Dans une confrontation diplomatique très directe, le président turc, Recep Tayyip Erdogan, a ordonné samedi 23 octobre l’expulsion de 10 ambassadeurs, les déclarant persona non grata, avant de revenir sur cette décision, le lundi suivant, après que les diplomates concernés avaient corrigé leurs propos.
- Cette décision est consécutive à un communiqué signé par ces diplomates afin de montrer leur soutien à l’opposant Osman Kavala, emprisonné par le régime sans jugement.
- Cela fait 4 ans que le philanthrope est emprisonné après avoir été accusé, en 2017, de responsabilité dans l’occupation du parc de Gezi à Istanbul, de participation à la tentative de coup d’Etat de 2016 et d’activités d’espionnage.
- Le professeur Jean-François Bayart écrit dans Mediapart avoir assisté à une des audiences de l’opposant et avoir pu mesurer combien elles étaient fallacieuses : les témoins sollicités par l’accusation n’ayant aucun élément en leur possession justifiant l’incarcération d’Osman Kavala.
- La Cour européenne des droits de l’Homme a ordonné sa libération immédiate en décembre 2019, ce qui a été réitéré ensuite par six décisions et une résolution intérimaire du Comité des ministres du Conseil de l’Europe.
- La décision d’expulsion des ambassadeurs coïncide avec l’annonce du placement sous surveillance de l’État turc par le GAFI, le Groupe d’action financière, un organisme international.
- Les députés européens dénoncent alors cette décision de diversion pour détourner l’attention des vrais sujets urgents.
- Ils qualifient les mesures prises par M. Erdogan d’“incompréhensibles et totalement infondées” et appellent la Turquie à respecter ses engagements internationaux et à se conformer aux arrêts de la CEDH.
- Le professeur Jean-François Bayart explique qu’en plus qu’une diversion, M. Erdogan fait jouer les sentiments nationalistes afin de consolider sa popularité.
- Il souligne aussi que la Turquie de Erdogan est en situation de dépendance de l’Europe, diplomatiquement, économiquement, financièrement et stratégiquement.”

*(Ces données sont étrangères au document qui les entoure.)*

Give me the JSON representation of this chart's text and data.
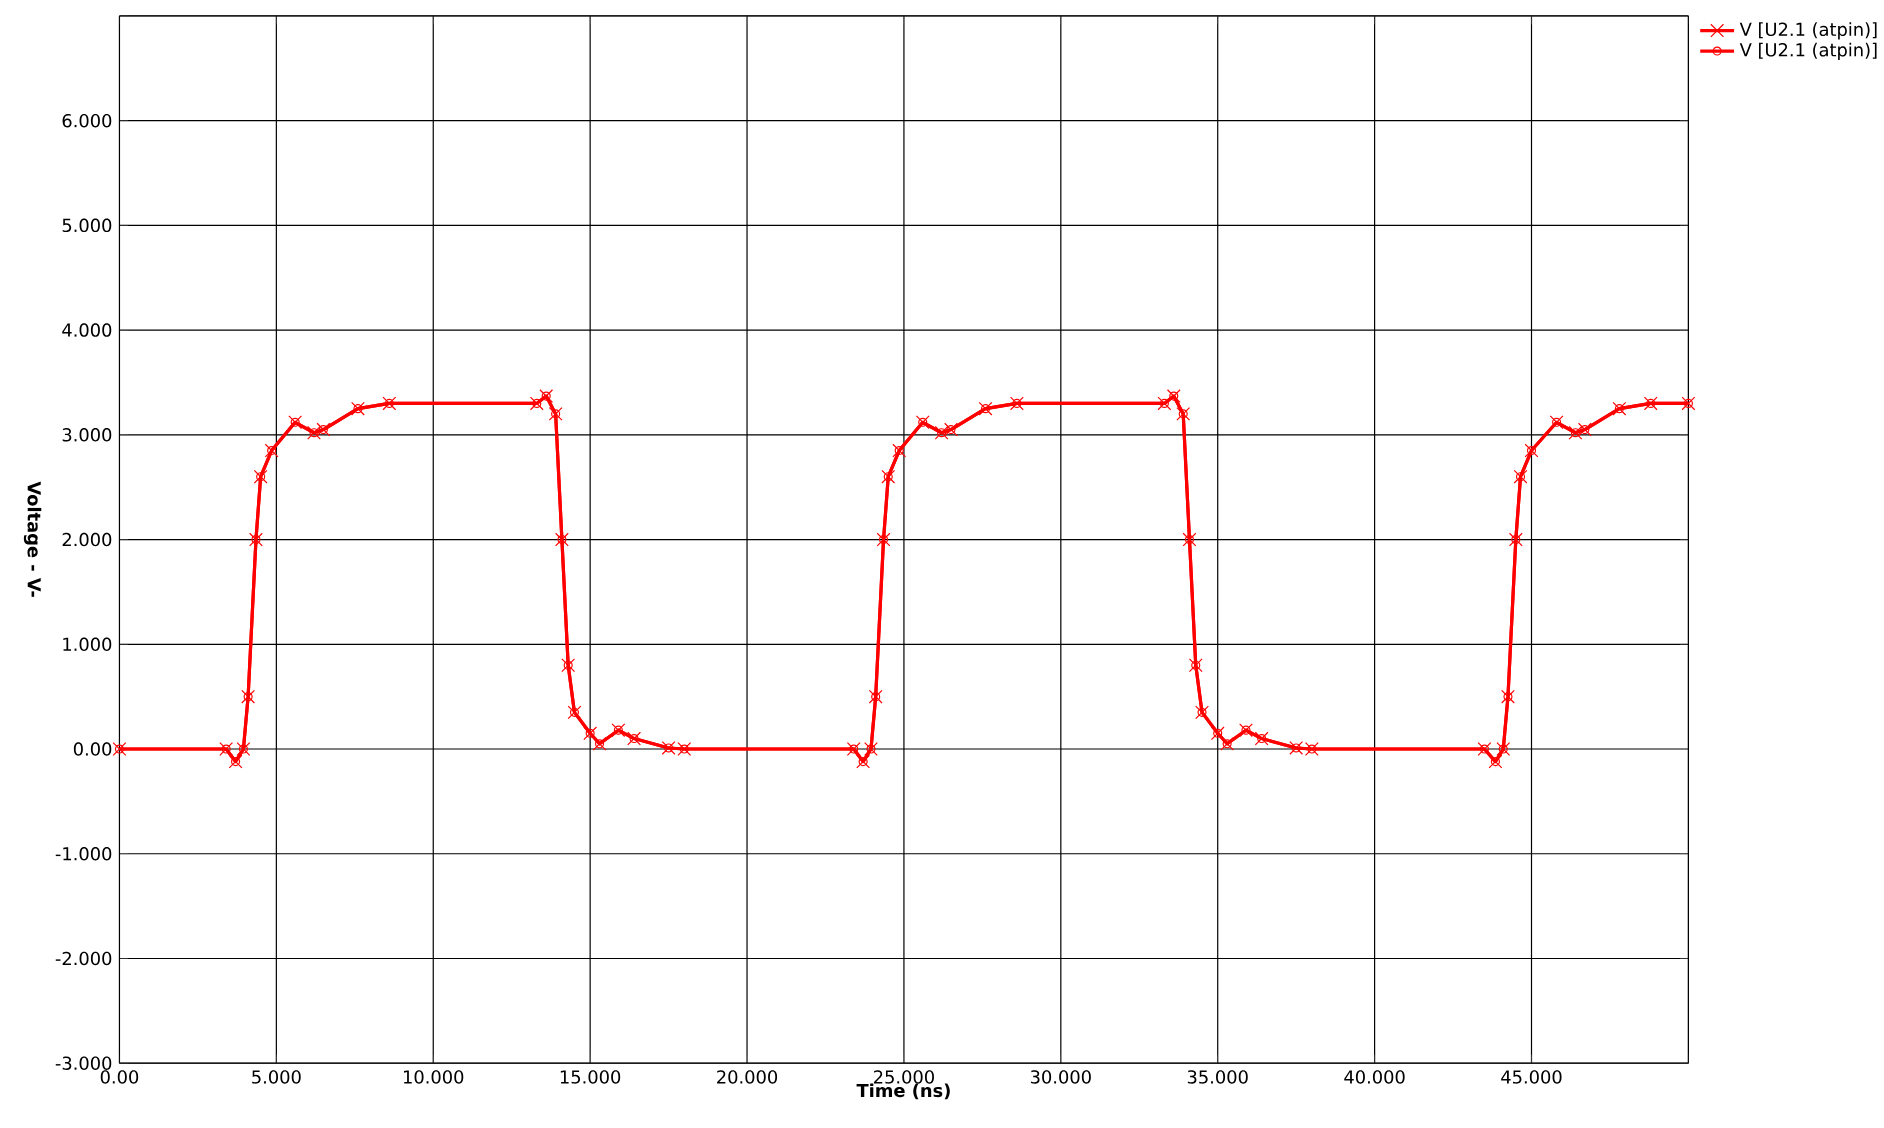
{
  "chart_data": {
    "type": "line",
    "xlabel": "Time (ns)",
    "ylabel": "Voltage - V-",
    "x": [
      0,
      3.4,
      3.7,
      3.95,
      4.1,
      4.35,
      4.5,
      4.85,
      5.6,
      6.2,
      6.5,
      7.6,
      8.6,
      13.3,
      13.6,
      13.9,
      14.1,
      14.3,
      14.5,
      15.0,
      15.3,
      15.9,
      16.4,
      17.5,
      18.0,
      23.4,
      23.7,
      23.95,
      24.1,
      24.35,
      24.5,
      24.85,
      25.6,
      26.2,
      26.5,
      27.6,
      28.6,
      33.3,
      33.6,
      33.9,
      34.1,
      34.3,
      34.5,
      35.0,
      35.3,
      35.9,
      36.4,
      37.5,
      38.0,
      43.5,
      43.85,
      44.1,
      44.25,
      44.5,
      44.65,
      45.0,
      45.8,
      46.4,
      46.7,
      47.8,
      48.8,
      50
    ],
    "series": [
      {
        "name": "V [U2.1 (atpin)]",
        "color": "#ff0000",
        "marker": "cross",
        "values": [
          0,
          0,
          -0.12,
          0,
          0.5,
          2.0,
          2.6,
          2.85,
          3.12,
          3.02,
          3.05,
          3.25,
          3.3,
          3.3,
          3.37,
          3.2,
          2.0,
          0.8,
          0.35,
          0.15,
          0.05,
          0.18,
          0.1,
          0.01,
          0,
          0,
          -0.12,
          0,
          0.5,
          2.0,
          2.6,
          2.85,
          3.12,
          3.02,
          3.05,
          3.25,
          3.3,
          3.3,
          3.37,
          3.2,
          2.0,
          0.8,
          0.35,
          0.15,
          0.05,
          0.18,
          0.1,
          0.01,
          0,
          0,
          -0.12,
          0,
          0.5,
          2.0,
          2.6,
          2.85,
          3.12,
          3.02,
          3.05,
          3.25,
          3.3,
          3.3
        ]
      },
      {
        "name": "V [U2.1 (atpin)]",
        "color": "#ff0000",
        "marker": "circle",
        "values": [
          0,
          0,
          -0.12,
          0,
          0.5,
          2.0,
          2.6,
          2.85,
          3.12,
          3.02,
          3.05,
          3.25,
          3.3,
          3.3,
          3.37,
          3.2,
          2.0,
          0.8,
          0.35,
          0.15,
          0.05,
          0.18,
          0.1,
          0.01,
          0,
          0,
          -0.12,
          0,
          0.5,
          2.0,
          2.6,
          2.85,
          3.12,
          3.02,
          3.05,
          3.25,
          3.3,
          3.3,
          3.37,
          3.2,
          2.0,
          0.8,
          0.35,
          0.15,
          0.05,
          0.18,
          0.1,
          0.01,
          0,
          0,
          -0.12,
          0,
          0.5,
          2.0,
          2.6,
          2.85,
          3.12,
          3.02,
          3.05,
          3.25,
          3.3,
          3.3
        ]
      }
    ],
    "xlim": [
      0,
      50
    ],
    "ylim": [
      -3,
      7
    ],
    "xticks": [
      {
        "value": 0,
        "label": "0.00"
      },
      {
        "value": 5,
        "label": "5.000"
      },
      {
        "value": 10,
        "label": "10.000"
      },
      {
        "value": 15,
        "label": "15.000"
      },
      {
        "value": 20,
        "label": "20.000"
      },
      {
        "value": 25,
        "label": "25.000"
      },
      {
        "value": 30,
        "label": "30.000"
      },
      {
        "value": 35,
        "label": "35.000"
      },
      {
        "value": 40,
        "label": "40.000"
      },
      {
        "value": 45,
        "label": "45.000"
      },
      {
        "value": 50,
        "label": null
      }
    ],
    "yticks": [
      {
        "value": -3,
        "label": "-3.000"
      },
      {
        "value": -2,
        "label": "-2.000"
      },
      {
        "value": -1,
        "label": "-1.000"
      },
      {
        "value": 0,
        "label": "0.00"
      },
      {
        "value": 1,
        "label": "1.000"
      },
      {
        "value": 2,
        "label": "2.000"
      },
      {
        "value": 3,
        "label": "3.000"
      },
      {
        "value": 4,
        "label": "4.000"
      },
      {
        "value": 5,
        "label": "5.000"
      },
      {
        "value": 6,
        "label": "6.000"
      },
      {
        "value": 7,
        "label": null
      }
    ],
    "grid": true,
    "legend": "top right",
    "line_style": "solid"
  }
}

- Revenant sur l’histoire du processus d’adhésion turc à l’UE, il ajoute que l’Europe voit en la Turquie une force supplétive dont l’utilité stratégique justifie, et parfois nécessite, la renonciation au respect des libertés politiques et des droits de l’Homme. Selon lui, la question des droits de l’Homme ne se pose que quand il s’agit de tenir la Turquie à distance.